Oversold Bounce Opportunity and Risk Factors
ALCHI.PA’s extreme valuation decline and volume surge create potential oversold bounce conditions for speculative traders. The stock trades at 0.17x sales and 0.05x book value, suggesting limited downside from current levels. However, this bounce opportunity carries substantial risk given the company’s negative equity and cash burn trajectory.
Earnings are scheduled for October 23, 2025, providing a catalyst for potential volatility. Investors should note that Alchimie has no dividend yield and faces potential capital raises or restructuring. The company’s 370 employees and Aubervilliers headquarters represent real operational assets, but without revenue growth, these become liabilities. Short-term traders may find value in bounce plays, but long-term investors should await evidence of operational turnaround before committing capital.
Final Thoughts
Alchimie S.A.S. (ALCHI.PA) trades at €0.06 amid severe financial distress and sector headwinds. The 85% annual decline reflects genuine operational challenges: negative cash flow, collapsing revenue, and negative equity. While today’s volume surge and extreme valuation may attract oversold bounce traders, the fundamental picture remains dire. Investors should wait for concrete evidence of revenue stabilization and path to profitability before considering ALCHI.PA for long-term positions. The October earnings report will be critical in determining whether this micro-cap can survive or faces potential delisting.
FAQs
Revenue collapsed 86% year-over-year due to severe operational challenges. The company burns cash at €0.94 per share with negative equity of €1.13 per share. Intense competition from Netflix, Disney+, and Amazon Prime has eroded its niche OTT platform’s subscriber base.

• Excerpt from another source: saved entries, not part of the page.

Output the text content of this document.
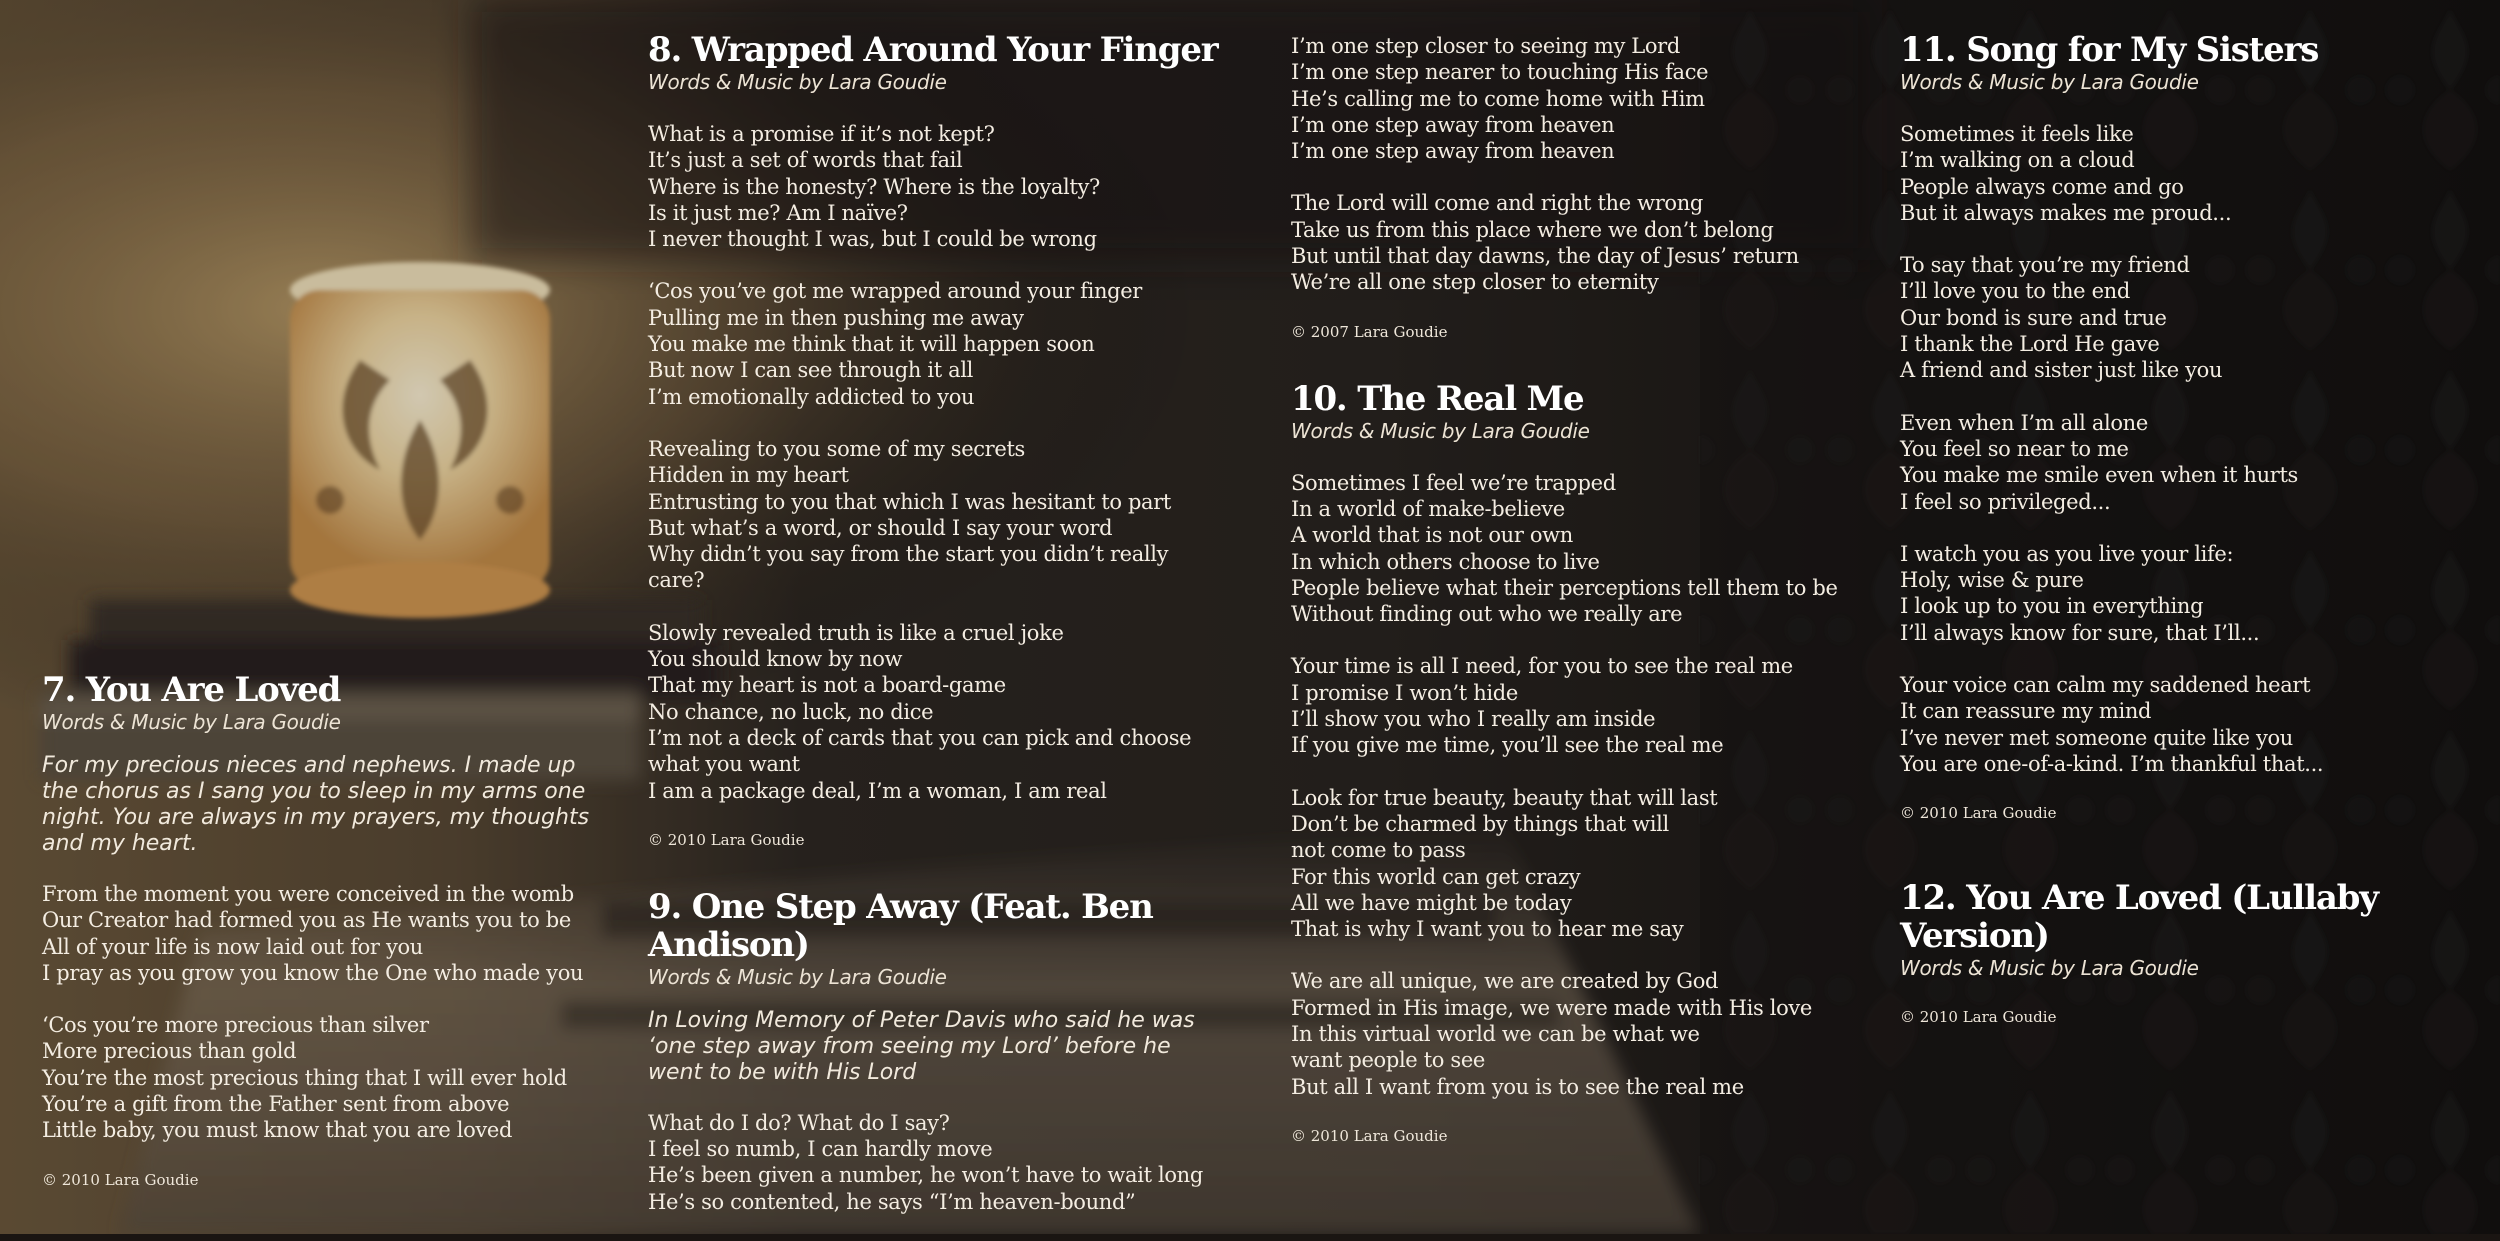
7. You Are Loved

Words & Music by Lara Goudie

For my precious nieces and nephews. I made up the chorus as I sang you to sleep in my arms one night. You are always in my prayers, my thoughts and my heart.

From the moment you were conceived in the womb
Our Creator had formed you as He wants you to be
All of your life is now laid out for you
I pray as you grow you know the One who made you
‘Cos you’re more precious than silver
More precious than gold
You’re the most precious thing that I will ever hold
You’re a gift from the Father sent from above
Little baby, you must know that you are loved

© 2010 Lara Goudie

8. Wrapped Around Your Finger

Words & Music by Lara Goudie

What is a promise if it’s not kept?
It’s just a set of words that fail
Where is the honesty? Where is the loyalty?
Is it just me? Am I naïve?
I never thought I was, but I could be wrong
‘Cos you’ve got me wrapped around your finger
Pulling me in then pushing me away
You make me think that it will happen soon
But now I can see through it all
I’m emotionally addicted to you
Revealing to you some of my secrets
Hidden in my heart
Entrusting to you that which I was hesitant to part
But what’s a word, or should I say your word
Why didn’t you say from the start you didn’t really care?
Slowly revealed truth is like a cruel joke
You should know by now
That my heart is not a board-game
No chance, no luck, no dice
I’m not a deck of cards that you can pick and choose what you want
I am a package deal, I’m a woman, I am real

© 2010 Lara Goudie

9. One Step Away (Feat. Ben Andison)

Words & Music by Lara Goudie

In Loving Memory of Peter Davis who said he was ‘one step away from seeing my Lord’ before he went to be with His Lord

What do I do? What do I say?
I feel so numb, I can hardly move
He’s been given a number, he won’t have to wait long
He’s so contented, he says “I’m heaven-bound”
I’m one step closer to seeing my Lord
I’m one step nearer to touching His face
He’s calling me to come home with Him
I’m one step away from heaven
I’m one step away from heaven
The Lord will come and right the wrong
Take us from this place where we don’t belong
But until that day dawns, the day of Jesus’ return
We’re all one step closer to eternity

© 2007 Lara Goudie

10. The Real Me

Words & Music by Lara Goudie

Sometimes I feel we’re trapped
In a world of make-believe
A world that is not our own
In which others choose to live
People believe what their perceptions tell them to be
Without finding out who we really are
Your time is all I need, for you to see the real me
I promise I won’t hide
I’ll show you who I really am inside
If you give me time, you’ll see the real me
Look for true beauty, beauty that will last
Don’t be charmed by things that will
not come to pass
For this world can get crazy
All we have might be today
That is why I want you to hear me say
We are all unique, we are created by God
Formed in His image, we were made with His love
In this virtual world we can be what we
want people to see
But all I want from you is to see the real me

© 2010 Lara Goudie

11. Song for My Sisters

Words & Music by Lara Goudie

Sometimes it feels like
I’m walking on a cloud
People always come and go
But it always makes me proud...
To say that you’re my friend
I’ll love you to the end
Our bond is sure and true
I thank the Lord He gave
A friend and sister just like you
Even when I’m all alone
You feel so near to me
You make me smile even when it hurts
I feel so privileged...
I watch you as you live your life:
Holy, wise & pure
I look up to you in everything
I’ll always know for sure, that I’ll...
Your voice can calm my saddened heart
It can reassure my mind
I’ve never met someone quite like you
You are one-of-a-kind. I’m thankful that...

© 2010 Lara Goudie

12. You Are Loved (Lullaby Version)

Words & Music by Lara Goudie

© 2010 Lara Goudie
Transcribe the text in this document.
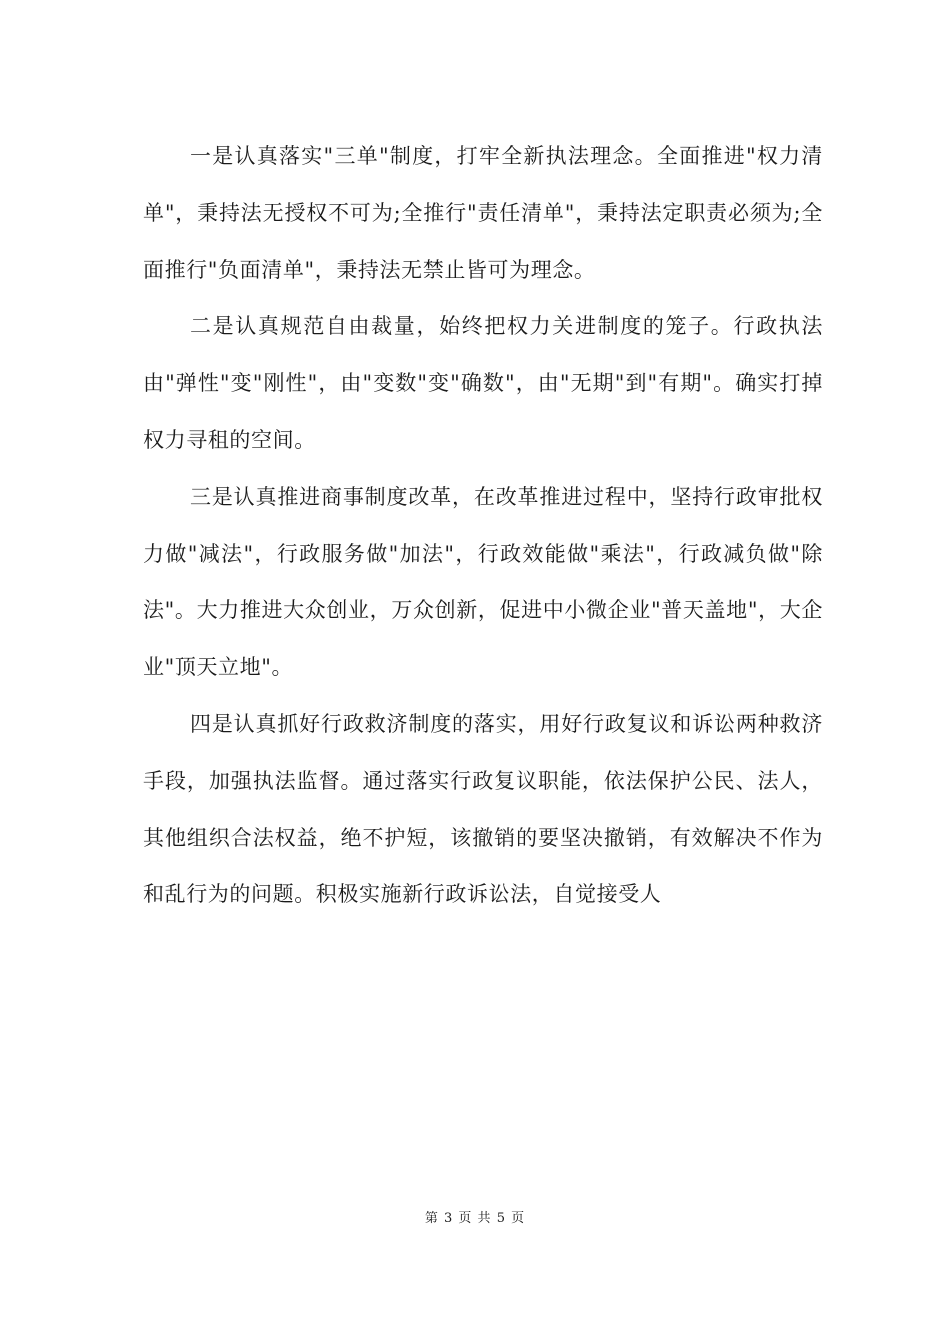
一是认真落实"三单"制度，打牢全新执法理念。全面推进"权力清单"，秉持法无授权不可为;全推行"责任清单"，秉持法定职责必须为;全面推行"负面清单"，秉持法无禁止皆可为理念。

二是认真规范自由裁量，始终把权力关进制度的笼子。行政执法由"弹性"变"刚性"，由"变数"变"确数"，由"无期"到"有期"。确实打掉权力寻租的空间。

三是认真推进商事制度改革，在改革推进过程中，坚持行政审批权力做"减法"，行政服务做"加法"，行政效能做"乘法"，行政减负做"除法"。大力推进大众创业，万众创新，促进中小微企业"普天盖地"，大企业"顶天立地"。

四是认真抓好行政救济制度的落实，用好行政复议和诉讼两种救济手段，加强执法监督。通过落实行政复议职能，依法保护公民、法人，其他组织合法权益，绝不护短，该撤销的要坚决撤销，有效解决不作为和乱行为的问题。积极实施新行政诉讼法，自觉接受人

第 3 页 共 5 页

While trading at 0.17x sales and 0.05x book value appears cheap, negative cash flow, negative equity, and a 0.30 current ratio signal insolvency risk. Meyka AI rates it HOLD. Only speculators should consider oversold bounces; investors should await profitability.
Alchimie operates an OTT subscription video platform partnering with media talents and content creators to copublish thematic channels worldwide. The model targets niche audiences but struggles against dominant streaming platforms with superior content budgets and scale.
Disclaimer:
Stock markets involve risks. This content is for informational purposes only. Past performance does not guarantee future results. Meyka AI PTY LTD provides market analysis and data insights, not financial advice. Always conduct your own research and consider consulting a licensed financial advisor.